The second vice chairman of the Swedish parliament, Björn Söder, recently had a tough job explaining what he meant by saying that Sami and Jews living in Sweden were not Swedes. As I understood it, he meant that Swede is an ethnic-national category and that Sami and Jews therefore cannot be Swedes since they belong to different ethnic-national categories. To Björn Söder, being a citizen of Sweden and being a Swede is not the same thing, and apparently it was important for him to state the difference.
 You could also say that he thereby only stated his party’s identity politics. Until some ten years ago the party of Björn Söder, the Sweden Democrats (presently the third largest party in Riksdagen), programmatically stated that the identity Swede was an ethnic-national identity and that Swedish citizenship mainly should be “a privilege” for ethnic Swedes. 
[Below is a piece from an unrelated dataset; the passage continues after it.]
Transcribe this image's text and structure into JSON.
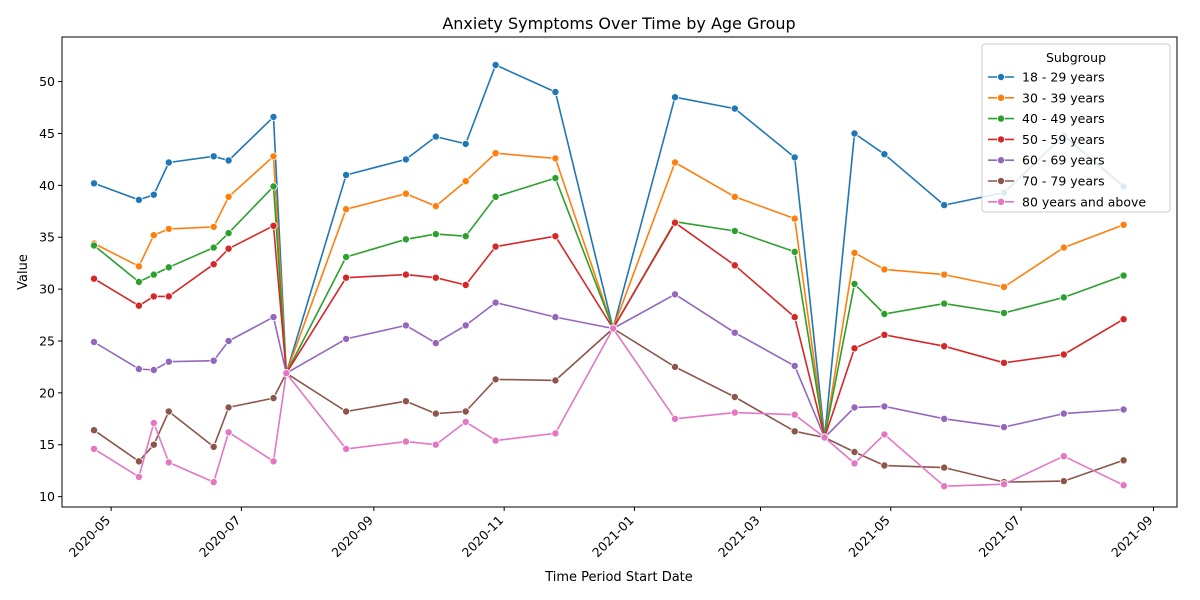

Although the party since then has chosen to tone down the link between ethnicity and citizenship, emphasizing instead the primacy of cultural affinity and community, it is still apparent that the Sweden Democrats is a party to which identity, or rather the incompatibility of identities, remains a crucial issue. Thus the need to assert again and again who is to be a Swede and who is not. And by extension, who is fitted to be a member of the Swedish community and who is not.
The Sweden Democrats are in no way the only ones doing identity politics these days. Identity politics has in fact come to penetrate political milieus where only recently it went without saying that what human beings had in common, whatever their identities, was more important than what separated them. But where now categories of gender, sex, color and origin, to take a few examples, are seen as increasingly important in defining our identity – and what separates our identities is more interesting and important than what binds them together. 
It is thus not unusual in these milieus to encounter claims that people with different identities are not able to fully share each other’s experiences and fully understand each other’s views of things; that the experience of belonging to a particular gender category or having been born with a particular skin color can be fully understood only by someone having shared the same experience; that our capacity to identify with other people has identity political limitations.
With the increasing impact of identity issues in today’s politics, be it on the right or on the left, the emphasis on the difference between people will thus again become prevalent. This development as accelerated by  the relentless avalanche of echo chambers and filter bubbles provided by the internet, in which ever new identities and identity differences can be created, confirmed and maintained.  

Humans are different and will so remain, there is no discussion here. Cultural and ethnic difference is a profoundly human peculiarity, and the handling of human difference a peculiarly human task.  Human difference can make for conflict and war and it can make for creativity and civilization, and humans may decide for themselves which it will be. 
It is not hard to understand why issues of identity have gained such prominence in our time. When existing answers to questions of who we are and where we belong no longer seem to function, we tend to seek new ones. Harder to understand is why so many are attracted to identities that emphasize what makes us distinct from other people, instead of identities that emphasize what we have in common. This more so since there has never been a time in history when so much is binding humans to humans – as humans; a time when the term humanity has evolved from poetic proclamation to political reality.
To make human difference the main issue in today’s world is like making a main issue of the color of the ship in which humanity is sinking.
The rising seas will not ask for nationality or skin color.
Our human identity can of course not be our only identity, and in our daily lives surely not the identity we mostly think of as defining who we are and where we belong. But I also believe that an identity politics making a main issue of who is to be called a Swede and who is not has not fully understood what it takes to be a human today.